O ensino que o Senhor nos dá há de merecer
consideração muito séria nos tempos que correm. Parece que existem pessoas que
se persuadem da possibilidade de divorciar a religião verdadeira da honradez
comum, e que se alguém é ortodoxo na doutrina, pouco importa que na prática use
a trapaça ou o engano. As palavras de nosso Mestre são, de fato, um protesto solene
contra essa perniciosa idéia. Destarte, devemos velar para não cairmos em semelhante
erro. Defendamos com energia as doutrinas gloriosas da salvação pela graça e da
justificação pela fé, porém, longe de nós supor que a verdadeira religião
autoriza, de alguma forma, o menosprezo da segunda tábua da Lei. Não nos
esqueçamos, nem por momentos, de que a verdadeira fé se conhece por seus
frutos. Estejamos certos de que quem não é honrado, não possui a graça divina.
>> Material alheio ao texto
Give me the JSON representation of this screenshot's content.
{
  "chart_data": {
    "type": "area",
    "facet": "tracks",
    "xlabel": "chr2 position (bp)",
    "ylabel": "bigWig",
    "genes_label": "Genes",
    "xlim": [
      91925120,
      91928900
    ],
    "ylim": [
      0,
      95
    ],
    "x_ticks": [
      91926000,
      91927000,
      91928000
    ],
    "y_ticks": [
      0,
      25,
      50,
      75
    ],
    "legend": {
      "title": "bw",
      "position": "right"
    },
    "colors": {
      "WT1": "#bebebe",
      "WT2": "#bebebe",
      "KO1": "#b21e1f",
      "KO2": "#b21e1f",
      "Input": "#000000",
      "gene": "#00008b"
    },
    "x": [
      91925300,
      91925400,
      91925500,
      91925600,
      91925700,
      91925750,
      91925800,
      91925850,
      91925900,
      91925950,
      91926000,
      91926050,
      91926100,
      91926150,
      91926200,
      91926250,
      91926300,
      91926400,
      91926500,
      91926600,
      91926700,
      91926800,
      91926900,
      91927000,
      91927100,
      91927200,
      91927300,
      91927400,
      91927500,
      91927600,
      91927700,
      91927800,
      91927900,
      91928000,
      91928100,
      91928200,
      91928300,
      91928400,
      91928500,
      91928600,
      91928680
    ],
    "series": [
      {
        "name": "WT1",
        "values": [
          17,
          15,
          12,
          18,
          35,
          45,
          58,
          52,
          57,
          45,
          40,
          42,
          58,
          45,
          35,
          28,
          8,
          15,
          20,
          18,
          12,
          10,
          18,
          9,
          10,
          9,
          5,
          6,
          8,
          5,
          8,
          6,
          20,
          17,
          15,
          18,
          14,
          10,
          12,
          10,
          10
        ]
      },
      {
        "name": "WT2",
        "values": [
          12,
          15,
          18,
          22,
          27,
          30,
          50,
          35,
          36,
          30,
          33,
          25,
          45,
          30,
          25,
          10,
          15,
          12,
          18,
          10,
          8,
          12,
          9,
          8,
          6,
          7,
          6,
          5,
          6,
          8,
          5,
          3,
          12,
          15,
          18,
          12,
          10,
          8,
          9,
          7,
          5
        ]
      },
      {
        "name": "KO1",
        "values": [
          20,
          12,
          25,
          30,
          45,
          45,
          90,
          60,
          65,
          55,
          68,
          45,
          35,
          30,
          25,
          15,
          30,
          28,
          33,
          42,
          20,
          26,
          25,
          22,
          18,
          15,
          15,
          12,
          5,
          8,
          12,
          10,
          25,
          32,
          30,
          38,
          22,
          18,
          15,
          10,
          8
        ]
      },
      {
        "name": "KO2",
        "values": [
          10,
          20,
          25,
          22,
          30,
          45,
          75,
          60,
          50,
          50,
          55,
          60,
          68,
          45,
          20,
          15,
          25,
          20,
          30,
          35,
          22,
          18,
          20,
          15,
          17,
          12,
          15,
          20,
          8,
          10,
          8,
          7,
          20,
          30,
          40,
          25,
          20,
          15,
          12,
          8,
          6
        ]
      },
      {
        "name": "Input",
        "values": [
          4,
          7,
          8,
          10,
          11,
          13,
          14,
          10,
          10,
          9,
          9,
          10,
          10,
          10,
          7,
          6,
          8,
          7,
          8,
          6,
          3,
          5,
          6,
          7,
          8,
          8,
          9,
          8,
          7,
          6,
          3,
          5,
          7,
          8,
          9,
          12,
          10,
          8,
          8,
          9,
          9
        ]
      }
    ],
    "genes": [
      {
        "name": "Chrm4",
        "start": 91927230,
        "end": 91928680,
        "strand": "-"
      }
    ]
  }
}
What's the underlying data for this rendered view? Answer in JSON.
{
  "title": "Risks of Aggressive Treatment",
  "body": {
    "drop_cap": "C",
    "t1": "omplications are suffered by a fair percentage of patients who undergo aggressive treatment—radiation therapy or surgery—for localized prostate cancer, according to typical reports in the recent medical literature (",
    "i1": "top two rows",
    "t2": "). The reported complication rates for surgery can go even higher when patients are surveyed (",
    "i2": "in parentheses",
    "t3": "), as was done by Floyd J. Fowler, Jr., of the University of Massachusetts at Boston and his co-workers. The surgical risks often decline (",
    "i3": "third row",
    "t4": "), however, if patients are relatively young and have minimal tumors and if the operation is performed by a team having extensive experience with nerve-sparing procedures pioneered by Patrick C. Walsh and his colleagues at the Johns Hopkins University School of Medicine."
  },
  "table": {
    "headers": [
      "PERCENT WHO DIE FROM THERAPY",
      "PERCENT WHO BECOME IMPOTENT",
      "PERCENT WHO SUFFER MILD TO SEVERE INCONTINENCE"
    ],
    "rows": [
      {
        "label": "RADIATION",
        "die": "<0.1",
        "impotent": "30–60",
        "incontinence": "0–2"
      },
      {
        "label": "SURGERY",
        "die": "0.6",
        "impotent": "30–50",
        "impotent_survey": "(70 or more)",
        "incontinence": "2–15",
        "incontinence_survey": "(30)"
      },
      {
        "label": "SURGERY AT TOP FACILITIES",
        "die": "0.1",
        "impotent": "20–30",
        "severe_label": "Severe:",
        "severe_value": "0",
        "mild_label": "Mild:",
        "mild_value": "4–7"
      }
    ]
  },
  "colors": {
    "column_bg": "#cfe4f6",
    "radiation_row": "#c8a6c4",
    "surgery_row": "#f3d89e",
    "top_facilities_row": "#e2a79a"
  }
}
Por outro lado. o leitor deve entender
que essa parábola não foi dirigida aos escribas e fariseus, mas aos discípulos.
Estes ouviram a lição que Jesus dera aos hipócritas, ouviram falar de um homem que malbaratou seu dinheiro e também de outro que havia empregado a má fé. Em
sua presença, tinha-se descrito com cores vivas o pecado da libertinagem; era
coerente que se lhes oferecesse agora um quadro de uma falta menos chocante - a
da fraude e engano.
Finalmente, podemos dizer ao leitor que
três são, a nosso ver, as lições contidas nesta parábola:
• E prudente estarmos preparados para o
futuro.
• É importante fazer bom uso do dinheiro.
• Temos de ser fiéis, mesmo nas coisas menores.